SOUTH STACK LIGHTHOUSE.

Holyhead has been rendered a tolerably safe asylum for shipping at a vast expenditure of money and great exertion of scientific men. It possesses few natural advantages for a packet station or floating dock, the convenience of its position with regard to Dublin excepted; and for this pure reason it must continue an important position, until some other on the Welsh coast, possessing superior claims, be discovered and adopted by the legislature. Amongst the auxiliaries which art has contributed to give interest to Holyhead, the most picturesque and not the least important is the lighthouse, erected upon the South Stack. This singular Pharos stands upon a rocky island, the surface of which is elevated one hundred and twenty feet above the sea. It is separated from the mainland by a deep chasm, across which a chain suspension foot-bridge is thrown, from the mural cliff on the land side to the island. The descent from the top of the cliff to the bridge is effected by many flights of steps, cut in the front of the rock. The transit of the bridge is rather a nervous ceremony, and the fine craggs of serpentine rock, which overhang the gulf, are unequalled in the mineral kingdom, for variety of pattern and brilliancy of colouring. Beneath the island is a dark cave, excavated by the waves which dash into the narrow chasm with the utmost violence, and used in the milder seasons as a boat-house. On the highest point of the islet stands the lighthouse, a lofty hollow shaft surmounted by a lantern placed at a height of about two hundred feet above the sea, and exhibiting a bright revolving light, which bears upon the Skerries light south-west, half west nearly, eight miles. The light is produced by Argand lamps placed in the foci of metallic reflectors ground to the parabolic form. The sea cliffs of Holyhead mountain, presented to the South Stack Island, are beautifully bold, precipitous, and finely tinted with a variety of colours. Here innumerable sea birds, trusting to the dizzy and dangerous position of their dwellings for protection against human invasion, build their nests. But the ingenuity of man is only to be equalled by his courage, an assertion very fully substantiated by the trade of nest hunting pursued along these dangerous cliffs.

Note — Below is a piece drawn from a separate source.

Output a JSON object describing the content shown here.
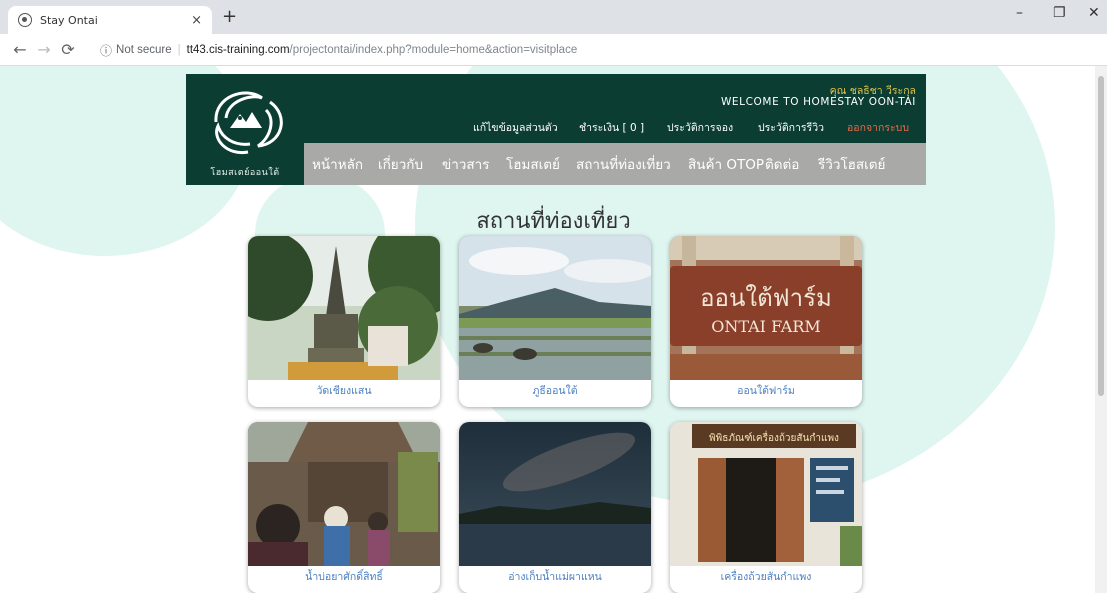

Two hardy and adventurous persons set out together on this perilous occupation. One remains on the top to provide for the secure tenure of a strong stake driven deep into the ground at a little distance from the edge of the precipice; the other, fastening round his waist a rope, which has previously been wound round the stake, with the remainder of the coil upon his arm, literally throws himself over the edge of the cliff, setting his feet against its front, to preserve and regulate a free descent, and lowers himself until he arrives at the habitations of the objects of his pursuit. In this manner be spoliates all the nests within his range, carrying the eggs in a basket suspended from his shoulders. The havoc being completed, he raises himself, by the same system of machinery, to the verge of the precipice, when his partner, laying himself flat upon the ground, assists him to double over the edge of the cliff, the most perilous part of this desperate undertaking, and one which could not be effected, without aid. The species of birds that build their aeries in these steep rocks are various,—wild pigeons, gulls, razor-bills, guillemots, cormorants, and herons. The pregrine falcon was formerly found lurking here, and the estimation in which its eggs were held, encouraged the prosecution of this adventurous trade.